The wind carried whispers now.
As Jack and the others left the fractured monolith behind, the desert around them began to change. The golden dunes dimmed to gray, and the sky turned pale, like ash washed over the sun. No birds. No stars. Just silence—crushing, unnatural.
"This isn't the Hollow anymore," Nyssa murmured. "It's something else."
"It's the Bleed," Lola said, her voice distant. "Where realities brush edges. Where what was tries to claw its way back."
Marek tapped his sword nervously. "Great. So not just haunted—haunted by time itself."
They trudged toward a spire in the distance—one barely visible through the heatless shimmer. As they drew closer, the air grew colder, not with temperature, but with memory. Like walking into a grave you once built.
The tower was black stone, smooth and seamless, twisting as if it had been melted in a spiral and left to harden in agony. It pulsed faintly, with light from within—like a heartbeat made of old fire.
"This is it," Lola said. "The Flame's tomb."
Jack paused. "You mean the First Flame?"
"No," Lola replied. "The first one she tried to save."
Kael looked up at the spire. "What is this place?"
"The tomb of her mistake."
They stepped inside.
The interior was hollow—one vast chamber lined in obsidian mirrors. No torches. No altars. Only a dais at the center, where a single figure sat in silence, cross-legged, wreathed in flickering smoke.
Jack froze.
The figure looked exactly like him.
But older.
Scarred.
Eyes dim and deep as dying stars.
It opened its mouth—and his voice came out.
"Too late."
Jack stumbled back.
"What—what is this?"
The figure rose slowly. "You were never meant to see this. But the Threshold has cracked. And now… even ashes can speak."
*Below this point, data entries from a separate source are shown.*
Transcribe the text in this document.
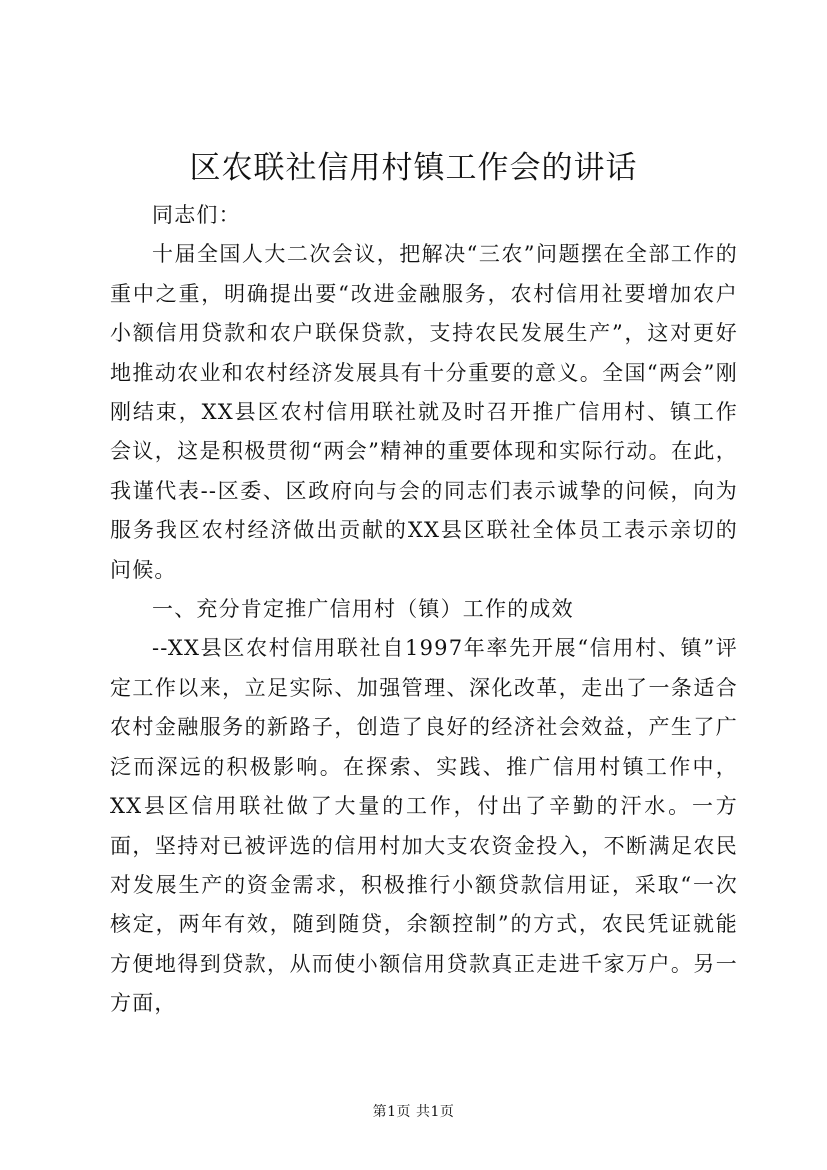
区农联社信用村镇工作会的讲话

同志们：

十届全国人大二次会议，把解决“三农”问题摆在全部工作的重中之重，明确提出要“改进金融服务，农村信用社要增加农户小额信用贷款和农户联保贷款，支持农民发展生产”，这对更好地推动农业和农村经济发展具有十分重要的意义。全国“两会”刚刚结束，XX县区农村信用联社就及时召开推广信用村、镇工作会议，这是积极贯彻“两会”精神的重要体现和实际行动。在此，我谨代表--区委、区政府向与会的同志们表示诚挚的问候，向为服务我区农村经济做出贡献的XX县区联社全体员工表示亲切的问候。

一、充分肯定推广信用村（镇）工作的成效

--XX县区农村信用联社自1997年率先开展“信用村、镇”评定工作以来，立足实际、加强管理、深化改革，走出了一条适合农村金融服务的新路子，创造了良好的经济社会效益，产生了广泛而深远的积极影响。在探索、实践、推广信用村镇工作中，XX县区信用联社做了大量的工作，付出了辛勤的汗水。一方面，坚持对已被评选的信用村加大支农资金投入，不断满足农民对发展生产的资金需求，积极推行小额贷款信用证，采取“一次核定，两年有效，随到随贷，余额控制”的方式，农民凭证就能方便地得到贷款，从而使小额信用贷款真正走进千家万户。另一方面，

第1页 共1页
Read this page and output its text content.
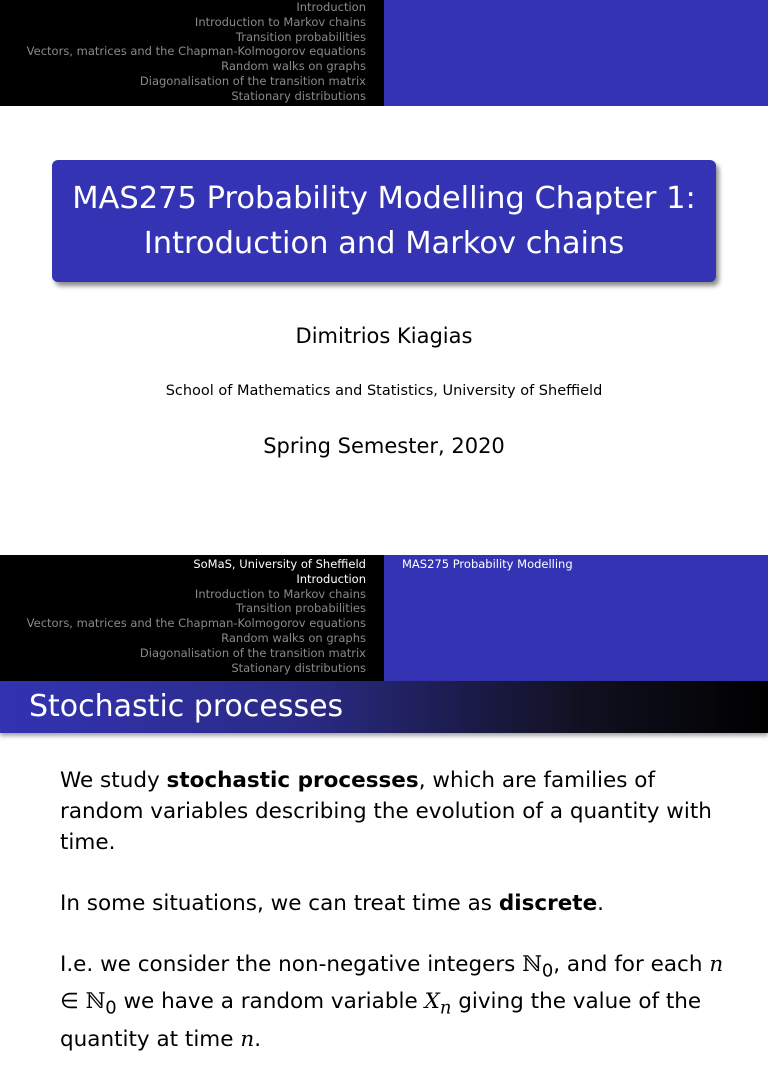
Introduction
Introduction to Markov chains
Transition probabilities
Vectors, matrices and the Chapman-Kolmogorov equations
Random walks on graphs
Diagonalisation of the transition matrix
Stationary distributions
MAS275 Probability Modelling Chapter 1:
Introduction and Markov chains
Dimitrios Kiagias
School of Mathematics and Statistics, University of Sheffield
Spring Semester, 2020
SoMaS, University of Sheffield
Introduction
Introduction to Markov chains
Transition probabilities
Vectors, matrices and the Chapman-Kolmogorov equations
Random walks on graphs
Diagonalisation of the transition matrix
Stationary distributions
MAS275 Probability Modelling
Stochastic processes

We study stochastic processes, which are families of random variables describing the evolution of a quantity with time.

In some situations, we can treat time as discrete.

I.e. we consider the non-negative integers ℕ$_0$, and for each n ∈ ℕ$_0$ we have a random variable $X_n$ giving the value of the quantity at time n.
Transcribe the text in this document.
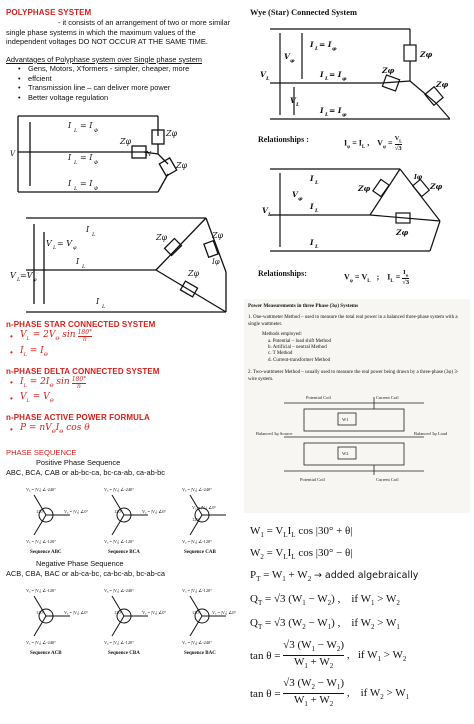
POLYPHASE SYSTEM
- it consists of an arrangement of two or more similar
single phase systems in which the maximum values of the
independent voltages DO NOT OCCUR AT THE SAME TIME.
Advantages of Polyphase system over Single phase system
• Gens, Motors, X'formers - simpler, cheaper, more
• effcient
• Transmission line – can deliver more power
• Better voltage regulation
I
L
= I
Φ
I
L
= I
Φ
I
L
= I
Φ
Zφ
Zφ
Zφ
N
V
I
L
I
L
I
L
V L = V φ
V L =V φ
Zφ	Zφ
Zφ
Iφ
n-PHASE STAR CONNECTED SYSTEM
• $V_L = 2V_\Theta$ sin 180°
n
• $I_L = I_\Theta$
n-PHASE DELTA CONNECTED SYSTEM
• $I_L = 2I_\Theta$ sin 180°
n
• $V_L = V_\Theta$
n-PHASE ACTIVE POWER FORMULA
• $P = nV_\Theta I_\Theta$ cos θ
PHASE SEQUENCE
Positive Phase Sequence
ABC, BCA, CAB or ab-bc-ca, bc-ca-ab, ca-ab-bc
Vₐ = |Vₐ| ∠-240°
Vₐ = |Vₐ| ∠0°
Vₐ = |Vₐ| ∠-120°
Vₐ = |Vₐ| ∠-240°
Vₐ = |Vₐ| ∠0°
Vₐ = |Vₐ| ∠-120°
Vₐ = |Vₐ| ∠-240°
Vₐ = |Vₐ| ∠0°
Vₐ = |Vₐ| ∠-120°
120°	120°
120°
Sequence ABC	Sequence BCA	Sequence CAB
Negative Phase Sequence
ACB, CBA, BAC or ab-ca-bc, ca-bc-ab, bc-ab-ca
Vₐ = |Vₐ| ∠-120°
Vₐ = |Vₐ| ∠0°
Vₐ = |Vₐ| ∠-240°
Vₐ = |Vₐ| ∠-240°
Vₐ = |Vₐ| ∠0°
Vₐ = |Vₐ| ∠-120°
Vₐ = |Vₐ| ∠-120°
Vₐ = |Vₐ| ∠0°
Vₐ = |Vₐ| ∠-240°
120°	120°	120°
Sequence ACB	Sequence CBA	Sequence BAC
Wye (Star) Connected System
I L = I φ
I L = I φ
I L = I φ
Zφ
Zφ
Zφ
V φ
V L
V L
Relationships :	$I_\varphi = I_L$ ,    $V_\varphi = \frac{V_L}{√3}$
I L
I L
I L
Zφ	Zφ
Zφ
V L
V φ
Iφ
Relationships:	$V_\varphi = V_L$   ;    $I_L = \frac{I_\varphi}{√3}$
Power Measurements in three Phase (3φ) Systems
1. One-wattmeter Method – used to measure the total real power in a balanced three-phase system with a single wattmeter.
Methods employed:
a. Potential – load shift Method
b. Artificial – neutral Method
c. T Method
d. Current-transformer Method
2. Two-wattmeter Method – usually used to measure the real power being drawn by a three-phase (3φ) 3-wire system.
Potential Coil	Current Coil
W1
W2
Balanced 3φ Source	Balanced 3φ Load
Potential Coil	Current Coil
$W_1 = V_LI_L$ cos |30° + θ|
$W_2 = V_LI_L$ cos |30° − θ|
$P_T = W_1 + W_2$ → added algebraically
$Q_T = √3$ $(W_1 - W_2)$ ,    if $W_1 > W_2$
$Q_T = √3$ $(W_2 - W_1)$ ,    if $W_2 > W_1$
$\tan \theta = \frac{√3 (W_1 - W_2)}{W_1 + W_2}$ ,   if $W_1 > W_2$
$\tan \theta = \frac{√3 (W_2 - W_1)}{W_1 + W_2}$ ,    if $W_2 > W_1$
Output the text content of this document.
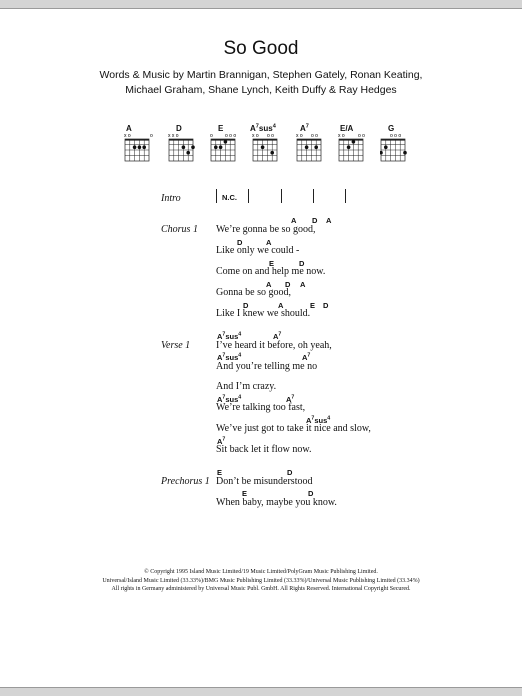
So Good
Words & Music by Martin Brannigan, Stephen Gately, Ronan Keating,
Michael Graham, Shane Lynch, Keith Duffy & Ray Hedges
A
x o	o
D
x x o
E
o o o o
$A^7sus^4$
x o o o
$A^7$
x o o o
E/A
x o	o o
G
o o o
Intro	N.C.
Chorus 1
A D A
We’re gonna be so good,
D	A
Like only we could -
E	D
Come on and help me now.
A D A
Gonna be so good,
D	A	E D
Like I knew we should.
Verse 1
$A^7sus^4$	$A^7$
I’ve heard it before, oh yeah,
$A^7sus^4$	$A^7$
And you’re telling me no
And I’m crazy.
$A^7sus^4$	$A^7$
We’re talking too fast,
$A^7sus^4$
We’ve just got to take it nice and slow,
$A^7$
Sit back let it flow now.
Prechorus 1
E	D
Don’t be misunderstood
E	D
When baby, maybe you know.
© Copyright 1995 Island Music Limited/19 Music Limited/PolyGram Music Publishing Limited.
Universal/Island Music Limited (33.33%)/BMG Music Publishing Limited (33.33%)/Universal Music Publishing Limited (33.34%)
All rights in Germany administered by Universal Music Publ. GmbH. All Rights Reserved. International Copyright Secured.
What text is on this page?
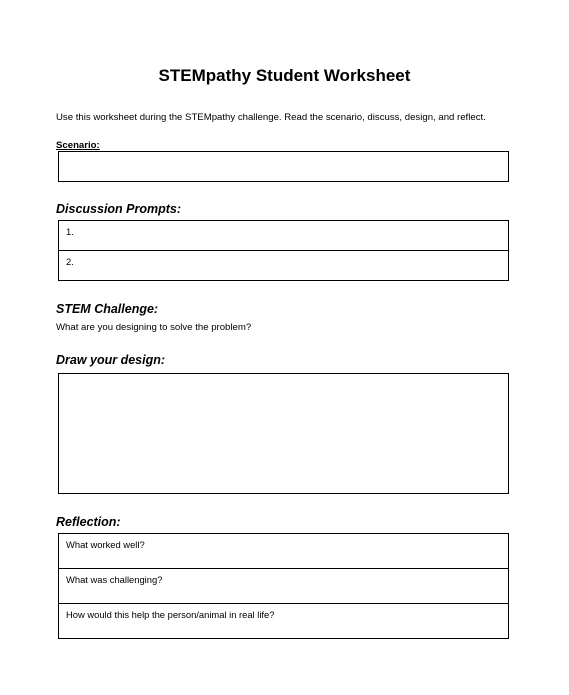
STEMpathy Student Worksheet
Use this worksheet during the STEMpathy challenge. Read the scenario, discuss, design, and reflect.
Scenario:
Discussion Prompts:
1.
2.
STEM Challenge:
What are you designing to solve the problem?
Draw your design:
Reflection:
What worked well?
What was challenging?
How would this help the person/animal in real life?
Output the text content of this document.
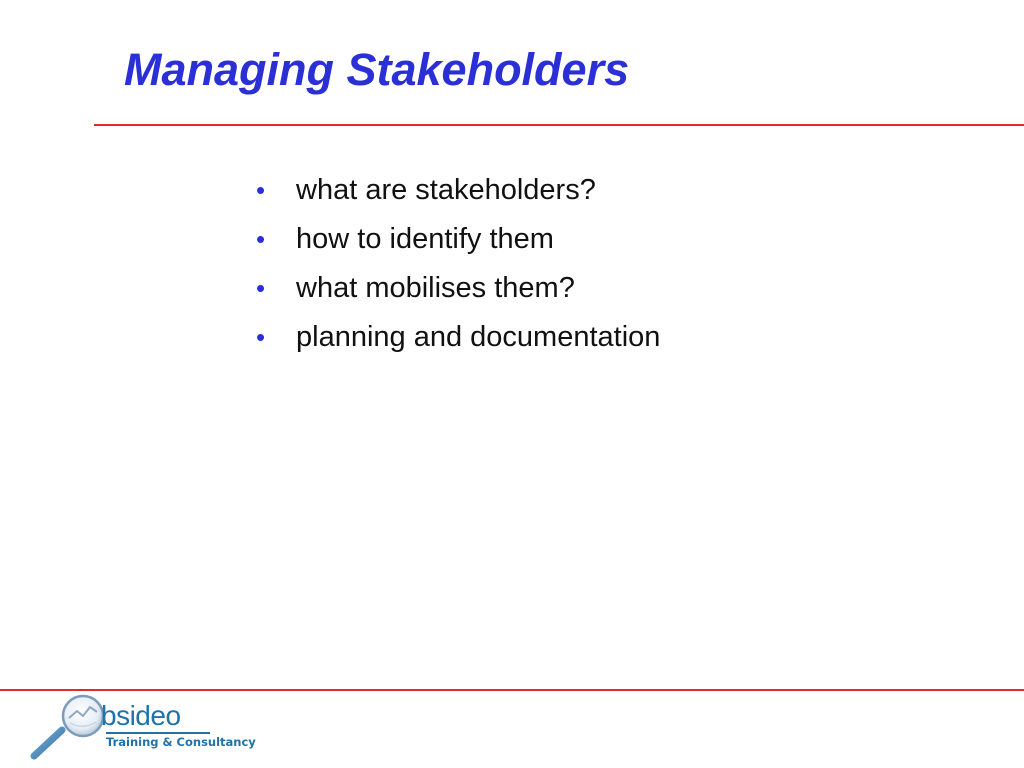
Managing Stakeholders
•	what are stakeholders?
•	how to identify them
•	what mobilises them?
•	planning and documentation
bsideo
Training & Consultancy
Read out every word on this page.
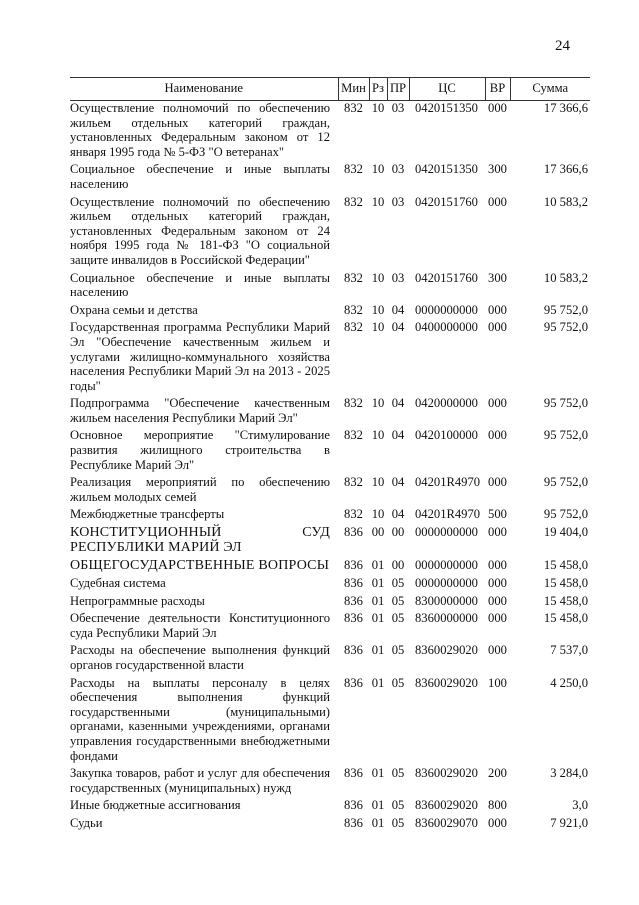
24
Наименование	Мин	Рз	ПР	ЦС	ВР	Сумма
Осуществление полномочий по обеспечению жильем отдельных категорий граждан, установленных Федеральным законом от 12 января 1995 года № 5-ФЗ "О ветеранах"	832	10	03	0420151350	000	17 366,6
Социальное обеспечение и иные выплаты населению	832	10	03	0420151350	300	17 366,6
Осуществление полномочий по обеспечению жильем отдельных категорий граждан, установленных Федеральным законом от 24 ноября 1995 года № 181-ФЗ "О социальной защите инвалидов в Российской Федерации"	832	10	03	0420151760	000	10 583,2
Социальное обеспечение и иные выплаты населению	832	10	03	0420151760	300	10 583,2
Охрана семьи и детства	832	10	04	0000000000	000	95 752,0
Государственная программа Республики Марий Эл "Обеспечение качественным жильем и услугами жилищно-коммунального хозяйства населения Республики Марий Эл на 2013 - 2025 годы"	832	10	04	0400000000	000	95 752,0
Подпрограмма "Обеспечение качественным жильем населения Республики Марий Эл"	832	10	04	0420000000	000	95 752,0
Основное мероприятие "Стимулирование развития жилищного строительства в Республике Марий Эл"	832	10	04	0420100000	000	95 752,0
Реализация мероприятий по обеспечению жильем молодых семей	832	10	04	04201R4970	000	95 752,0
Межбюджетные трансферты	832	10	04	04201R4970	500	95 752,0
КОНСТИТУЦИОННЫЙ СУД РЕСПУБЛИКИ МАРИЙ ЭЛ	836	00	00	0000000000	000	19 404,0
ОБЩЕГОСУДАРСТВЕННЫЕ ВОПРОСЫ	836	01	00	0000000000	000	15 458,0
Судебная система	836	01	05	0000000000	000	15 458,0
Непрограммные расходы	836	01	05	8300000000	000	15 458,0
Обеспечение деятельности Конституционного суда Республики Марий Эл	836	01	05	8360000000	000	15 458,0
Расходы на обеспечение выполнения функций органов государственной власти	836	01	05	8360029020	000	7 537,0
Расходы на выплаты персоналу в целях обеспечения выполнения функций государственными (муниципальными) органами, казенными учреждениями, органами управления государственными внебюджетными фондами	836	01	05	8360029020	100	4 250,0
Закупка товаров, работ и услуг для обеспечения государственных (муниципальных) нужд	836	01	05	8360029020	200	3 284,0
Иные бюджетные ассигнования	836	01	05	8360029020	800	3,0
Судьи	836	01	05	8360029070	000	7 921,0
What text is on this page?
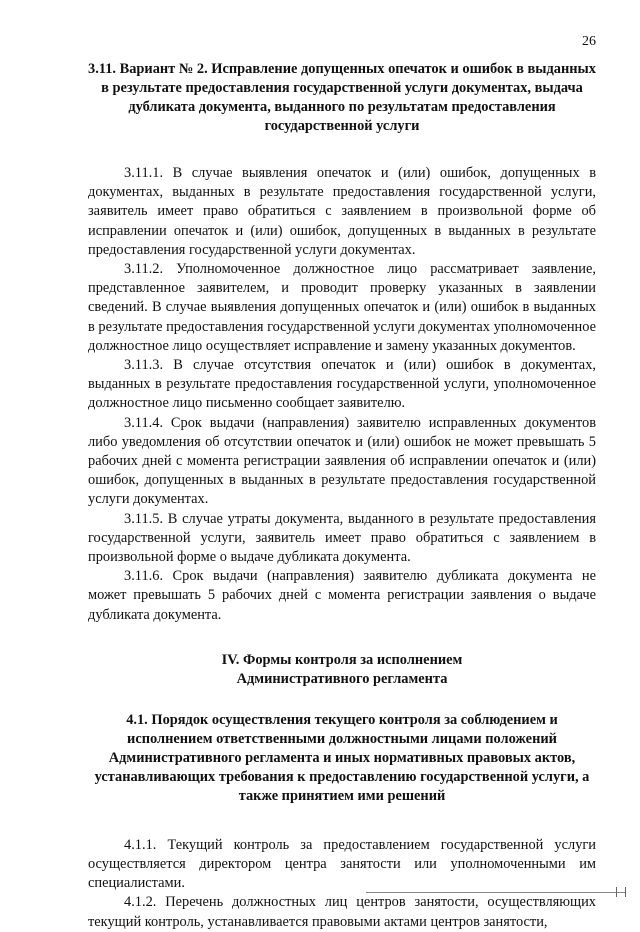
26

3.11. Вариант № 2. Исправление допущенных опечаток и ошибок в выданных в результате предоставления государственной услуги документах, выдача дубликата документа, выданного по результатам предоставления государственной услуги

3.11.1. В случае выявления опечаток и (или) ошибок, допущенных в документах, выданных в результате предоставления государственной услуги, заявитель имеет право обратиться с заявлением в произвольной форме об исправлении опечаток и (или) ошибок, допущенных в выданных в результате предоставления государственной услуги документах.

3.11.2. Уполномоченное должностное лицо рассматривает заявление, представленное заявителем, и проводит проверку указанных в заявлении сведений. В случае выявления допущенных опечаток и (или) ошибок в выданных в результате предоставления государственной услуги документах уполномоченное должностное лицо осуществляет исправление и замену указанных документов.

3.11.3. В случае отсутствия опечаток и (или) ошибок в документах, выданных в результате предоставления государственной услуги, уполномоченное должностное лицо письменно сообщает заявителю.

3.11.4. Срок выдачи (направления) заявителю исправленных документов либо уведомления об отсутствии опечаток и (или) ошибок не может превышать 5 рабочих дней с момента регистрации заявления об исправлении опечаток и (или) ошибок, допущенных в выданных в результате предоставления государственной услуги документах.

3.11.5. В случае утраты документа, выданного в результате предоставления государственной услуги, заявитель имеет право обратиться с заявлением в произвольной форме о выдаче дубликата документа.

3.11.6. Срок выдачи (направления) заявителю дубликата документа не может превышать 5 рабочих дней с момента регистрации заявления о выдаче дубликата документа.

IV. Формы контроля за исполнением

Административного регламента

4.1. Порядок осуществления текущего контроля за соблюдением и исполнением ответственными должностными лицами положений Административного регламента и иных нормативных правовых актов, устанавливающих требования к предоставлению государственной услуги, а также принятием ими решений

4.1.1. Текущий контроль за предоставлением государственной услуги осуществляется директором центра занятости или уполномоченными им специалистами.

4.1.2. Перечень должностных лиц центров занятости, осуществляющих текущий контроль, устанавливается правовыми актами центров занятости,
Lola's voice was hoarse. "This is your echo. The you who fell. The one who didn't make the choice."
The older Jack stepped off the dais, walking barefoot across the glass floor. Each footstep left faint scorch marks.
"I burned the world to save it," he said. "And then I begged the stars to erase me."
Jack clenched his fists. "You're not real."
"I was."
Silence.
"You still might be."
Kael stepped forward, shielding Jack. "If this is some kind of trick—"
"It isn't," Lola said, trembling. "It's memory made flesh. The last breath of a future that almost happened."
Nyssa's eyes narrowed. "Then why show us this?"
The older Jack turned toward her. "Because the Hollow Chorus is rising again. The blade is awakening. And the Watcher is stirring beneath your skin."
He looked directly at Jack.
"You are fracturing. You've already seen it. Felt it. You're starting to remember the ending. Our ending."
"I'm not you," Jack snapped.
"No," the echo said. "Not yet. But you've stepped into the same fire. And once it starts burning, it doesn't stop."
The room shook.
Not from outside—but from within the mirrors.
One by one, they darkened, reflecting not the chamber—but scenes from another time. Another Jack.
A world engulfed in white flame.
Lola, lifeless.
Kael, bleeding in a temple of glass.
Nyssa, screaming his name, falling into the Void.
The older Jack stood before the flames, his sword blackened, his hand reaching—but too late.
"You failed them," the younger Jack whispered.
"I tried to protect them," the echo replied. "I made the choice. I killed the Devourer."
"And became him," Nyssa said bitterly.
The older Jack turned to her. "No. I didn't become him. I became worse."
The air grew heavy.
And from the mirrors, the past began to leak—black smoke pouring across the floor, wrapping around their feet.
"I've seen enough," Jack said, voice hard. "This isn't who I am. I'm not going to break like you did."
The echo smiled. "Then prove it. Because the next time you hear the Watcher's voice… he won't ask. He'll take."
He reached into his chest—and pulled out a shard of white-hot crystal, pulsing with flame and memory.
Jack staggered.
"That's—"
"The last piece of the Blade of Echoes," the echo said. "You didn't forge it all. I did. In another breath of time."
Jack's hand shook as he took it.
And as his fingers closed around the shard, it didn't burn—it sang.
A note older than fire. A promise waiting to be kept.
"I don't want your fate," Jack whispered.
"Then make a new one," his echo said. "But be warned…"
He stepped back, dissolving into smoke and memory.
"Every world that bore the Blade… ended in fire."
The smoke faded.
The mirrors went black.
And Jack stood alone at the center of the tomb, holding the shard.
Marek exhaled. "We've got the final piece. What now?"
"We reforge the Blade," Jack said. "And we end this."
Nyssa frowned. "Where?"
Jack turned toward her—his eyes reflecting the faint glow of the shard.
"We go to the Forge Beneath the Sky. Where the First Flame was born. Where the Devourer died. And where I'll decide… if I deserve to live."